Disassembling the Binary
I've been spending some time using Ghidra to disassemble the game program. Ghidra is an open source software reverse engineering suite written the NSA. It's an incredibly powerful tool, once you get the hang of it.
Making good progress, have figured out many of the data structures and core game loop design. Using the knowledge gained to build a level viewer and eventual editor
Contact me if you're interested in joining the effort.
Careful analysis of the code has revealed the following:
The message "you have hit a black hole" is the software's way of recovering from a general mathbox failure.
There's a hidden debug mode that displays various hardware timing values onscreen, likely used to tune performance by better synchronizing the 6809 / mathbox / video processor
There are two unused game levels left over in the ROM. One of them has a "valley", sort of an inverted vesion of the "mountain" seen on level 1.

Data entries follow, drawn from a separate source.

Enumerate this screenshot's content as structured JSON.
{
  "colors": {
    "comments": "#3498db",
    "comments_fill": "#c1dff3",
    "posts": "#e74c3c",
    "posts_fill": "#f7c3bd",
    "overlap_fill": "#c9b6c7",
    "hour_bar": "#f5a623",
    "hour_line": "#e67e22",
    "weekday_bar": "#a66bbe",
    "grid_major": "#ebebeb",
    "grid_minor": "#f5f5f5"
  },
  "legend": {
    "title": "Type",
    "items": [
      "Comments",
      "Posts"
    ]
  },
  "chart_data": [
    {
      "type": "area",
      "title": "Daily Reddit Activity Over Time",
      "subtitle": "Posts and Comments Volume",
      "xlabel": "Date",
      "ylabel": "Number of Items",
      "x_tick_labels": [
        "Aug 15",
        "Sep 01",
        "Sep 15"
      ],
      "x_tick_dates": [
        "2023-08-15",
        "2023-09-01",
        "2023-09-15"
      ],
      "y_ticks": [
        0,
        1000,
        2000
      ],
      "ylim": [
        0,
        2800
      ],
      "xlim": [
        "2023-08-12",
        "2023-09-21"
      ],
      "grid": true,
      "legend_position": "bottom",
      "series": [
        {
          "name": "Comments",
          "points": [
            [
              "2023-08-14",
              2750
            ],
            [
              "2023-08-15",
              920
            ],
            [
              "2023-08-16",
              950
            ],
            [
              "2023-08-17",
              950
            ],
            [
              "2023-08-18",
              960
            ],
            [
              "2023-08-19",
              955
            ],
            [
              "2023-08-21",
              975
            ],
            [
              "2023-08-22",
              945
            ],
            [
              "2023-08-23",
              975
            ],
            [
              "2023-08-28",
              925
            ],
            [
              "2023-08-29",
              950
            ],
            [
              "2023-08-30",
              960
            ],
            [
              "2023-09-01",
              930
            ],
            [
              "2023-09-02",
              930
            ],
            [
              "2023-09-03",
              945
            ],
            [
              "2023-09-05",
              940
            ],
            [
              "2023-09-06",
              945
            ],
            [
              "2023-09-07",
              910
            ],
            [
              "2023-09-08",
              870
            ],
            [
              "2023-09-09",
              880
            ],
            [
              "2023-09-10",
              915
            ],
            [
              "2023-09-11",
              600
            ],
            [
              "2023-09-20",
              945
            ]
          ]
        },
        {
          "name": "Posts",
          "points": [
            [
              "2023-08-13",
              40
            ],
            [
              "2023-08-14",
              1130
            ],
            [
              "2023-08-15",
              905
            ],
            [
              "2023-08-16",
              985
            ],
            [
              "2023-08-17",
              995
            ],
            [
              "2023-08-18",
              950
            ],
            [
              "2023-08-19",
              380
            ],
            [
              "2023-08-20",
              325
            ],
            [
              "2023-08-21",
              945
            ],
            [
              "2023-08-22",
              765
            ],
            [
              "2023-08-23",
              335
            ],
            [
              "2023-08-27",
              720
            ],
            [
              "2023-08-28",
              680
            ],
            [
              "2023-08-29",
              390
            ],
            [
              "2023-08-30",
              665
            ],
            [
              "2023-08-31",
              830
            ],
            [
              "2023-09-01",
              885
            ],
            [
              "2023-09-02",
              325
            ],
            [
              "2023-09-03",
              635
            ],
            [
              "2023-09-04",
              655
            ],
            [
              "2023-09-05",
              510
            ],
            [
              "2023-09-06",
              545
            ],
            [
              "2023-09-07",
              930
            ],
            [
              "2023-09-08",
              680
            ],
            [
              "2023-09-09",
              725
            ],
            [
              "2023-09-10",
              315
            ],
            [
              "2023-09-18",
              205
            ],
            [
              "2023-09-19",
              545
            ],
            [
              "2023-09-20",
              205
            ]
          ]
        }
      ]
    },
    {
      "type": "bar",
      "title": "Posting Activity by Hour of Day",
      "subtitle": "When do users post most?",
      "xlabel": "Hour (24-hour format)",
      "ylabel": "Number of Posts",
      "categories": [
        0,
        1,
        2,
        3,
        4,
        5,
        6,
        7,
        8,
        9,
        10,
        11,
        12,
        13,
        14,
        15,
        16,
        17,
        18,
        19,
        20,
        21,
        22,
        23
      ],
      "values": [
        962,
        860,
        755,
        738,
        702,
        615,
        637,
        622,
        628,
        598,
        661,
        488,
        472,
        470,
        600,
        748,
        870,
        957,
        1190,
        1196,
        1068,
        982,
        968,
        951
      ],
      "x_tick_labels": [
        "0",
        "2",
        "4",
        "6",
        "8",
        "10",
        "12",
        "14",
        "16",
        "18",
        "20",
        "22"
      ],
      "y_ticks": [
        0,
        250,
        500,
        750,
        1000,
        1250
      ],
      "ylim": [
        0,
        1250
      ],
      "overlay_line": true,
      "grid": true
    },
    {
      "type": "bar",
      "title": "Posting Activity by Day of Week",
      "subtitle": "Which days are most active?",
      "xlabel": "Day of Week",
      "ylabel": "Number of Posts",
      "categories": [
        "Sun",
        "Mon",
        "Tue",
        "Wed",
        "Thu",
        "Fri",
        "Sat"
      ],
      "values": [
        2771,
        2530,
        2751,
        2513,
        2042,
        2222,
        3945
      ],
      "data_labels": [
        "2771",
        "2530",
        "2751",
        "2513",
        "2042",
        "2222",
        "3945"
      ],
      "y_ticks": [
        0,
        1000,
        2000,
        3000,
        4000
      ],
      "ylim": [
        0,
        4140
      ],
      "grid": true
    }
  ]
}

There is a software flag which doesn't allow a land bridge to be built after the robot jumps -- although unused in the final game, the feature would have been used on some levels to make it harder to get to certain areas, limiting the options for travel
Another flag exists to force the levels to render in vector wireframe mode -- sort of a darker "nighttime" mode
The big "beach balls" on level 5 are destructible! However they require 30 shots to kill, which is impossible given the firing speed of the robot. If you manage to kill one it awards 1,000 points!
Bird behaviors:
The birds in the game were programmed to fly in zig-zag patterns.
There was also a mode where they would circle the robot from above, like a vulture. If they hit a column they could be destroyed, likely the robot could "lure" them into columns to get them off his tail.
The code tries to detect when players are "mining" the birds for points, and reacts by makes it less likely for birds to spawn near the robot.
The balls that the birds dropped were able to bounce
There are provisions for "surprises" for the robot to find on the game playfield. If the robot hit a special tile certain things would happen like:
Award a bonus life for the player
Kill player on contact
"Get all red squares at once" to quickly end the level
Super-zapper / smart-bomb feature to kill all enemies at once
Auto bridge building (perhaps to unlock an otherwise impossible to get to area on the level)
The unused "hand" in seen in Doodle City was part of a "blimp" feature that activates when the robot touches a special "surprise" tile. Upon activation the hand would rise up and float over to the eye, where it would cover it for about 15 seconds.
Many unused sound effects never made it into the final game, including a 2001 "Thus Spoke Zarathustra" theme that would have played when the robot enters the bonus pyramid.